I vividly recall a moment in 2007 that perfectly captured this cultural gatekeeping. Adonis Georgiades—then a telemarketer and self-styled intellectual—asked on his daily program, Greeks Uprising: ‘Do you seriously believe that our children will derive moral values from He-Man, the Ninja Turtles, or the Power Rangers?’ This rhetorical dismissiveness was emblematic of the era’s ‘well-concerned’ pundits. By grouping disparate shows together and mocking them, they ignored the archetypal foundations of these stories—themes of teamwork, the burden of responsibility, and the classic struggle against tyranny. It was a failure of imagination by the very people who claimed to be the guardians of Greek culture, further cementing the wall between traditional ‘intellectualism’ and the emerging power of the modern medium.
This is a classic example of technophobia and cultural elitism.
• Mythology as a basis: Series like He-Man or Power Rangers are based on the structure of the “Hero’s Journey”, found in Homer and Hercules. The values of self-sacrifice, friendship, and the battle of good against evil are universal and timeless.
•The Dismissal of the Medium. To judge the entire medium of animation solely by the commercial series of the 1980s and 90s is as reductionist as judging the entirety of Greek literature by a single primary school textbook. This narrow view willfully ignores the existence of masterworks by visionaries like Hayao Miyazaki or Satoshi Kon—creators who utilize animation to navigate complex themes of existential philosophy, radical ecology, and the darkest recesses of human psychology.
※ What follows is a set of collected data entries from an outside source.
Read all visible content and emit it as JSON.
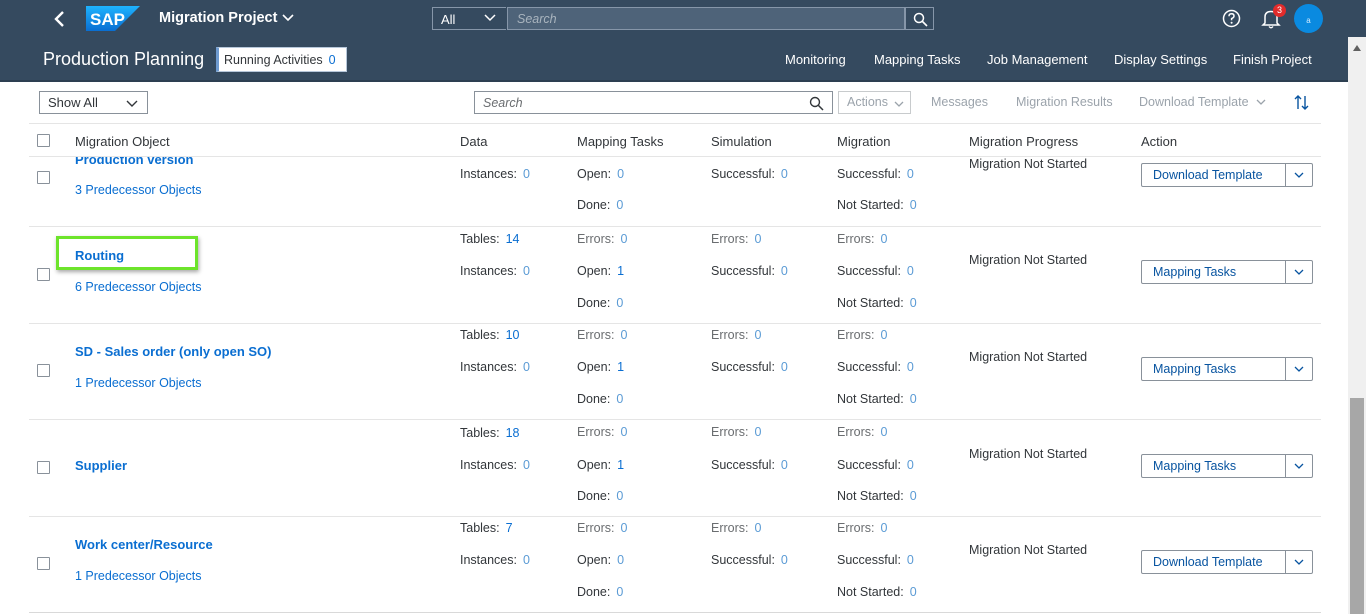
{
  "shell": {
    "logo": "SAP",
    "title": "Migration Project",
    "scope": "All",
    "search_placeholder": "Search",
    "notification_count": "3",
    "avatar_initial": "a"
  },
  "header": {
    "app_title": "Production Planning",
    "running_label": "Running Activities",
    "running_count": "0",
    "nav": [
      "Monitoring",
      "Mapping Tasks",
      "Job Management",
      "Display Settings",
      "Finish Project"
    ]
  },
  "toolbar": {
    "filter_value": "Show All",
    "search_placeholder": "Search",
    "actions_label": "Actions",
    "messages_label": "Messages",
    "results_label": "Migration Results",
    "download_label": "Download Template"
  },
  "table": {
    "headers": [
      "Migration Object",
      "Data",
      "Mapping Tasks",
      "Simulation",
      "Migration",
      "Migration Progress",
      "Action"
    ],
    "rows": [
      {
        "title": "Production version",
        "link": "3 Predecessor Objects",
        "tables": "",
        "instances": "0",
        "map_errors": "",
        "map_open": "0",
        "map_done": "0",
        "sim_errors": "",
        "sim_success": "0",
        "mig_errors": "",
        "mig_success": "0",
        "mig_notstarted": "0",
        "progress": "Migration Not Started",
        "action": "Download Template"
      },
      {
        "title": "Routing",
        "link": "6 Predecessor Objects",
        "tables": "14",
        "instances": "0",
        "map_errors": "0",
        "map_open": "1",
        "map_done": "0",
        "sim_errors": "0",
        "sim_success": "0",
        "mig_errors": "0",
        "mig_success": "0",
        "mig_notstarted": "0",
        "progress": "Migration Not Started",
        "action": "Mapping Tasks"
      },
      {
        "title": "SD - Sales order (only open SO)",
        "link": "1 Predecessor Objects",
        "tables": "10",
        "instances": "0",
        "map_errors": "0",
        "map_open": "1",
        "map_done": "0",
        "sim_errors": "0",
        "sim_success": "0",
        "mig_errors": "0",
        "mig_success": "0",
        "mig_notstarted": "0",
        "progress": "Migration Not Started",
        "action": "Mapping Tasks"
      },
      {
        "title": "Supplier",
        "link": "",
        "tables": "18",
        "instances": "0",
        "map_errors": "0",
        "map_open": "1",
        "map_done": "0",
        "sim_errors": "0",
        "sim_success": "0",
        "mig_errors": "0",
        "mig_success": "0",
        "mig_notstarted": "0",
        "progress": "Migration Not Started",
        "action": "Mapping Tasks"
      },
      {
        "title": "Work center/Resource",
        "link": "1 Predecessor Objects",
        "tables": "7",
        "instances": "0",
        "map_errors": "0",
        "map_open": "0",
        "map_done": "0",
        "sim_errors": "0",
        "sim_success": "0",
        "mig_errors": "0",
        "mig_success": "0",
        "mig_notstarted": "0",
        "progress": "Migration Not Started",
        "action": "Download Template"
      }
    ],
    "labels": {
      "tables": "Tables:",
      "instances": "Instances:",
      "errors": "Errors:",
      "open": "Open:",
      "done": "Done:",
      "successful": "Successful:",
      "not_started": "Not Started:"
    }
  },
  "colors": {
    "shell": "#354a5f",
    "link": "#0a6ed1",
    "highlight": "#6de42b"
  }
}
These works achieve a level of symbolic and emotional resonance that live-action, bound by the physical world, often cannot replicate.
• Cultural irony: Ironically, a supporter of Greek civilization would devalue a medium that could be the ideal vehicle for promoting Greek mythology worldwide (as France did with Ulysses in 31).
In the case of Greece, this elitism often takes the form of an “archaic entrenchment”.
-The case of Adonis Georgiadis and “300”-
The other irony: Georgiades, while in 2007 he disparaged animation, was later impressed by the film 300 (which is based on Frank Miller’s graphic novel). However, he didn’t apologize for his anime-hating speech.
• The contradiction: He accepted the medium only when it “dressed” a theme that suited his agenda (ancient Greek glory). This states that his criticism was not about the art of animation but about his inability to learn the artistic value beyond the national narrative.
4️⃣ Structural Transmutation Around 2000
Since the turn of the millennium, Greece has undergone an aggressive cultural transformation. While live-action programming became the industry standard, its dominance after the year 2000 signaled a deeper shift; from the perspective of TV producers, the superiority of live-action was unmistakable.
The themes of these shows, however, often centered on adultery, deception, and scandals—elements that directly challenged traditional values of friendship, patriotism, family, and marital sanctity. The PASOK government’s removal of religious affiliation from national IDs, occurring alongside the simultaneous “purge” of animation from television, reflected a societal pivot toward a secular modernity that—ironically—discarded both tradition and imaginative storytelling. Amidst increasing political polarization, neither the left nor the right prioritized cultural preservation through the Art of animation.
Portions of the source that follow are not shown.